Fatigue surely played a good part in this novel feeling of unreality which had beset me. People take time to die and the dead Piers had only just begun to make his claims on the memory of his friends. It was his body, not his memory, which was cold. Each time I was jolted awake I had to re-experience the fact of his death, an angry sting. For a moment there would be nothing, just an empty space – and then memory slid open like a flick-knife and I realised that he had gone, entered into the weird convention of the state of death, about which we know nothing which might help us domesticate the idea, tame it.

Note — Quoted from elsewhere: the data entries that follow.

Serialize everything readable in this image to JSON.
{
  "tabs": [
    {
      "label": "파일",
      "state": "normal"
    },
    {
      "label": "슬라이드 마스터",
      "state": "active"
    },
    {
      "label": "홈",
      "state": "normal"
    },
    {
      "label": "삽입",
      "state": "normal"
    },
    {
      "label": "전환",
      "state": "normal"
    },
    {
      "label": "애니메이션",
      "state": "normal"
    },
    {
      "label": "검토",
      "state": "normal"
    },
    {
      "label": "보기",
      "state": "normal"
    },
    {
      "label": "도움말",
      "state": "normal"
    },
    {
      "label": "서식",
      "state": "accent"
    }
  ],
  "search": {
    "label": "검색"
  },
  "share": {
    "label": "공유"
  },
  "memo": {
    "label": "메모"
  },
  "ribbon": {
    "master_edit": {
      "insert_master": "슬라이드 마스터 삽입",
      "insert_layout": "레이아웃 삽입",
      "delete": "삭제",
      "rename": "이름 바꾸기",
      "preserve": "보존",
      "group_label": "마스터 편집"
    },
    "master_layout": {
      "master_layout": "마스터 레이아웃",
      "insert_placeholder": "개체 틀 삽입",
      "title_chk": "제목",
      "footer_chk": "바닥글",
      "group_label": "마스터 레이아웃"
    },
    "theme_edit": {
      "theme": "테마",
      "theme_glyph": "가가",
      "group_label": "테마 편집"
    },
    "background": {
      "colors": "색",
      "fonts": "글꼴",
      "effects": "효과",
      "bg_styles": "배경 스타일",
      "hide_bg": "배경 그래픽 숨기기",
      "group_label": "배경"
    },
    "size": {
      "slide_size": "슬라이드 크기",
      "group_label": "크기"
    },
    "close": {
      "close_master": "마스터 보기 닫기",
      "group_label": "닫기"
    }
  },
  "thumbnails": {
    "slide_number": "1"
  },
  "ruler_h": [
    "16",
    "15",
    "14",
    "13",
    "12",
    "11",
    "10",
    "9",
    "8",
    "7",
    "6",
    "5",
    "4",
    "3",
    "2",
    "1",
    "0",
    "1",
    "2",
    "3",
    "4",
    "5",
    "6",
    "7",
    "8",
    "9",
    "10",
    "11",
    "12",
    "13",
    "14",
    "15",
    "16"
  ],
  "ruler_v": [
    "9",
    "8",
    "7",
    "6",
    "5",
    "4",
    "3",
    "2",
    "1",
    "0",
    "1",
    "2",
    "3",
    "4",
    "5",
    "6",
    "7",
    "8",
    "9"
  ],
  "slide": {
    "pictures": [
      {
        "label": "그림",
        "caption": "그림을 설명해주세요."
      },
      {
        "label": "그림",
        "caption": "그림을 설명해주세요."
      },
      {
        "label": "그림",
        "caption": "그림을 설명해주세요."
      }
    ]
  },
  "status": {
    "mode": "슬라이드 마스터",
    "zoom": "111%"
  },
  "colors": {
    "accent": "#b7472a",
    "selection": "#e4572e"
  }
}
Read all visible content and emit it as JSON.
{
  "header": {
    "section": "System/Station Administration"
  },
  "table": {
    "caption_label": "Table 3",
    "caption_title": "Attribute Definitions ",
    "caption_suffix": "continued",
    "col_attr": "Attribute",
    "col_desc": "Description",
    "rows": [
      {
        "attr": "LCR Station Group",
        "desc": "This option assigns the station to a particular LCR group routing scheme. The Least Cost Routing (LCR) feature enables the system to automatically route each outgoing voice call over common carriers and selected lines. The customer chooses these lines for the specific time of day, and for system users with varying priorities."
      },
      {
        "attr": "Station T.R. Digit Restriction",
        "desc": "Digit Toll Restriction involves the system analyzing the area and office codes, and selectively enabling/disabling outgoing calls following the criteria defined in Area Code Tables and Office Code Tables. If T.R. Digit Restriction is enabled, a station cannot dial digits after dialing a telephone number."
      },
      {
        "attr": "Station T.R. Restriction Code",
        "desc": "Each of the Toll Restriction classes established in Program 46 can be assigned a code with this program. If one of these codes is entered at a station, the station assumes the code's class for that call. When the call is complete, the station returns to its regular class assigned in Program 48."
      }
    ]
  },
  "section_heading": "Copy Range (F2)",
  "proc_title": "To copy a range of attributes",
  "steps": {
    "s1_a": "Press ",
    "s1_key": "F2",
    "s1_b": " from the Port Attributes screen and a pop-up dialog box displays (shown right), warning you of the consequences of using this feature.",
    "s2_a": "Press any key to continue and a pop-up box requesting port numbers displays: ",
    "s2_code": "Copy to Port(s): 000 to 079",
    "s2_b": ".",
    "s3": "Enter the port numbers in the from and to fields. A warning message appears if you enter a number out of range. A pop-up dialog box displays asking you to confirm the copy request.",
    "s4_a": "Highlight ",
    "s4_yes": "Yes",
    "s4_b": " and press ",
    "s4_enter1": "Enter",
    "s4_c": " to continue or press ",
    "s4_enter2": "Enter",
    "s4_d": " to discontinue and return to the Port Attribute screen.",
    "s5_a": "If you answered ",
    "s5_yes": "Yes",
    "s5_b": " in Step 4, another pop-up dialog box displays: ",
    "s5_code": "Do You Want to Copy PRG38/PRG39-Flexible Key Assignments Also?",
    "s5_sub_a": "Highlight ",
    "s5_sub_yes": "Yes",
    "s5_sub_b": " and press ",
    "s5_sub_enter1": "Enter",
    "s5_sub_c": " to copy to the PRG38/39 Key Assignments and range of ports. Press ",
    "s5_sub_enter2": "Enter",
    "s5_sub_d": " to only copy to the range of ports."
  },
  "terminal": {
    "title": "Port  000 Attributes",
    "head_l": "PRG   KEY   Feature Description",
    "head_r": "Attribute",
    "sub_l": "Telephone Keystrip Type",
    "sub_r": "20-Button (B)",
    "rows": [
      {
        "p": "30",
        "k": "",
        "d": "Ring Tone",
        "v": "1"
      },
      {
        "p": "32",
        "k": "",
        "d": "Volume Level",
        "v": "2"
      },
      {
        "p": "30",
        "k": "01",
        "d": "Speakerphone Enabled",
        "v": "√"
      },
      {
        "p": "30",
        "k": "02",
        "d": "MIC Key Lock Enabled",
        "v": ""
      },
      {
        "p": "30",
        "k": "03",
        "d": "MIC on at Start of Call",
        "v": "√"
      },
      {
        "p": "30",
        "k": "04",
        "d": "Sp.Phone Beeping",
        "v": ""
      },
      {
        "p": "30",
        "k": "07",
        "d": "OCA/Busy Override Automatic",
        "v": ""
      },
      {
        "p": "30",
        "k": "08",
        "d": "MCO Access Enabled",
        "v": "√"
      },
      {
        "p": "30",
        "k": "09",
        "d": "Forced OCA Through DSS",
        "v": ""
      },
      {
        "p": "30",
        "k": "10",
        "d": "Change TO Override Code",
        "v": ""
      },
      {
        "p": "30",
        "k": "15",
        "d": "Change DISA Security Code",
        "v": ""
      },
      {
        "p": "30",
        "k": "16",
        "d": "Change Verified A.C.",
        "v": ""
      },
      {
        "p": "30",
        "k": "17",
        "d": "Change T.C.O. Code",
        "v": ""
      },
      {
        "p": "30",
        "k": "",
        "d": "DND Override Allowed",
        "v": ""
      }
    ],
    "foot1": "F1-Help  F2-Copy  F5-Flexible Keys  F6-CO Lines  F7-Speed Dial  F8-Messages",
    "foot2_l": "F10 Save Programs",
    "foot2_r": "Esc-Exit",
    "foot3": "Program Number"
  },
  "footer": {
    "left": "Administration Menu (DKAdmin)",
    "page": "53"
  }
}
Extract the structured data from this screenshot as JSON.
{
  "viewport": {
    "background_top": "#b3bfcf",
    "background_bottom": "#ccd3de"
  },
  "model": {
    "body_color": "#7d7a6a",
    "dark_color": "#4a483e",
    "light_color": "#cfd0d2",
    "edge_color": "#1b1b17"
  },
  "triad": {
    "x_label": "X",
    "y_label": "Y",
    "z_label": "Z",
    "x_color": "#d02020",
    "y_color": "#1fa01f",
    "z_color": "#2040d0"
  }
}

I wondered if in dying he had remembered the initiation which we had shared in Egypt long ago–at the hands of Akkad, distilled patiently from the doctrines of the desert gnostics? I know he had been deeply marked by them. In the matter of death, I mean, they were crucial and unequivocal. For after that initiation it was impossible to attach any profound importance to the notion of dying. All individual deaths had been resumed by the death of God! I remember how the idea terrified me at the time! When we said goodbye to tender smiling Akkad he told us: “Now don’t give a thought to what you have learned. Simply become it as fast as you can –
for what one becomes one forgets.”

Obviously this belonged to the other kind of death, the gnostic one which would henceforward always overshadow the death of mere time in man; the death which for Akkad and his sect was simply one form of the body’s self-indulgence, a lack of fastidiousness. “Dying can be a mere caprice if one allows it to happen before discovering the big trick which enables one to die with profit,” he said.

I repeated his words slowly to myself now as I stared into the flying night. I wondered where Akkad would be tonight. Perhaps he was dead? I felt separated from Piers by less than half a pulse-beat.